Step 3, the step of NaOH solution of 1.0-1.5mol/L is added drop-wise to lasting stirring two made FeCl₃, nano-ZnO and CH₃(CH₂)₁₁OSO₃In Na mixed liquor, after thering is precipitating to occur, drops to when mixed solution pH value is 9.0-12.0 and stop titration, continue Solution with precipitating is transferred in reaction kettle by stirring 40-80min, and reaction kettle is placed in 100-115 DEG C of baking oven, is reacted 8.0-12h taking-up is cooled to room temperature after;

Step 4 filters the solidliquid mixture in reaction kettle, washing, and dry 18-26h, drying temperature is 50-70 DEG C, Obtain ZnO FeOOH material.

2. the preparation method of ZnO@FeOOH according to claim 1, it is characterised in that FeCl in step 1₃Solution concentration It is preferably 1.0mol/L.

3. the preparation method of ZnO@FeOOH according to claim 1, it is characterised in that nanometer described in step 1 The partial size of ZnO is between 10-50nm.

4. the preparation method of ZnO@FeOOH according to claim 1, it is characterised in that CH in step 2₃(CH₂)₁₁OSO₃Na solution concentration is preferably 0.25-0.35mol/L, FeCl₃, nano-ZnO and CH₃(CH₂)₁₁OSO₃Na the mass ratio of the material is 4:1:1.2。

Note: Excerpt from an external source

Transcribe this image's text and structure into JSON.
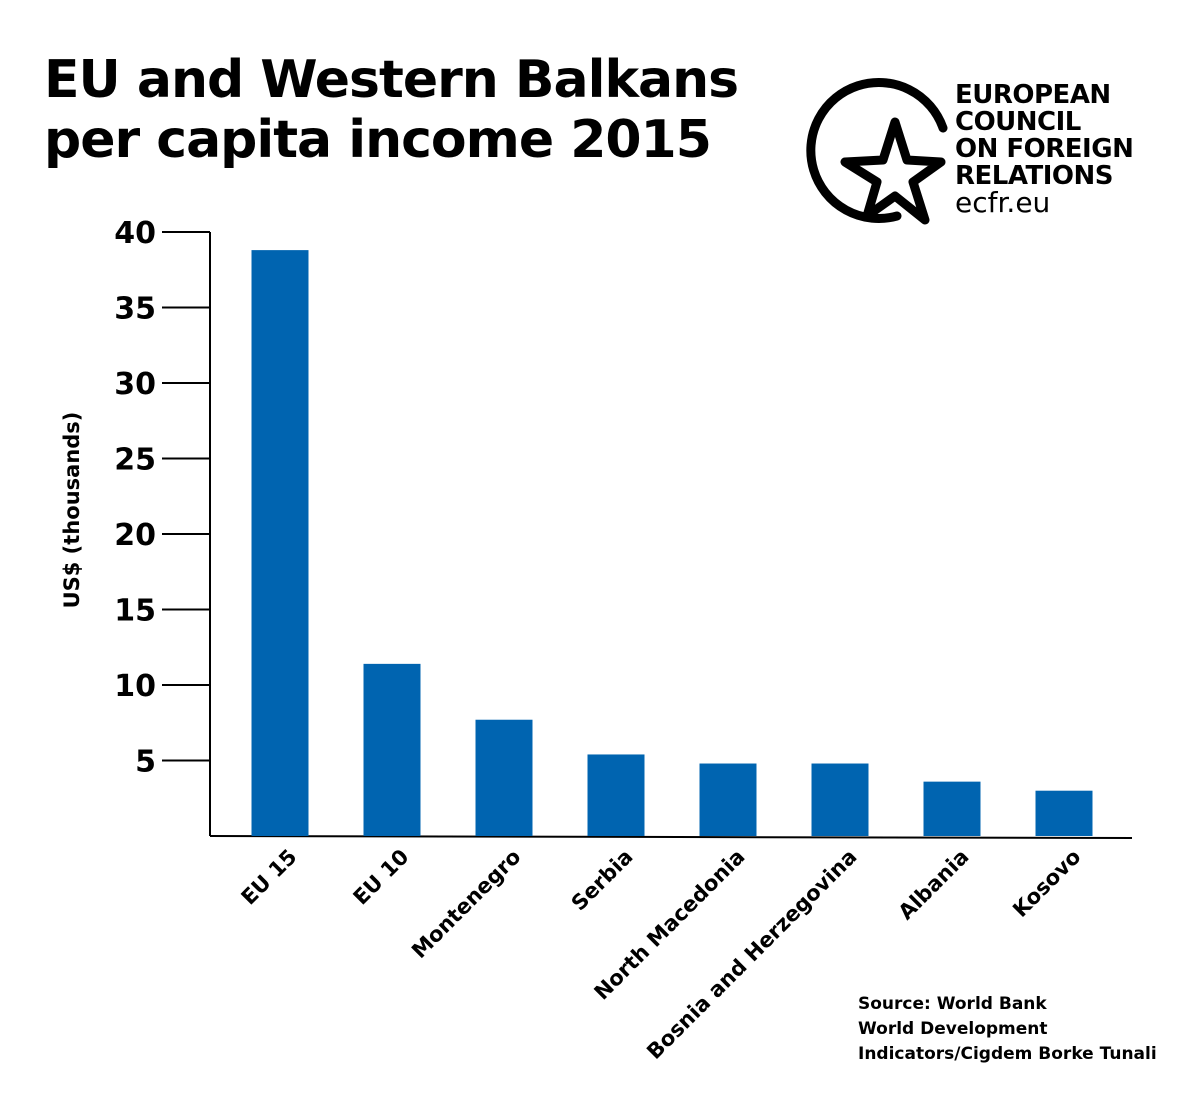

5. the preparation method of ZnO@FeOOH according to claim 1, it is characterised in that NaOH solution is dense in step 3 Degree is preferably 1.2mol/L, is titrated to and stops titration when pH value is preferably 9.0-10.5, and continuing mixing time is preferably 40- 50min, the temperature prioritised of baking oven are set as 105-110 DEG C, and the reaction time is preferably 8.0-10h.

6. the preparation method of ZnO@FeOOH according to claim 1, it is characterised in that drying time is preferential in step 4 For 20-24h, drying temperature is preferably 55-65 DEG C.

7. material is suitable for containing S^2-Concentration is in the industrial wastewater of 5-200mg/L.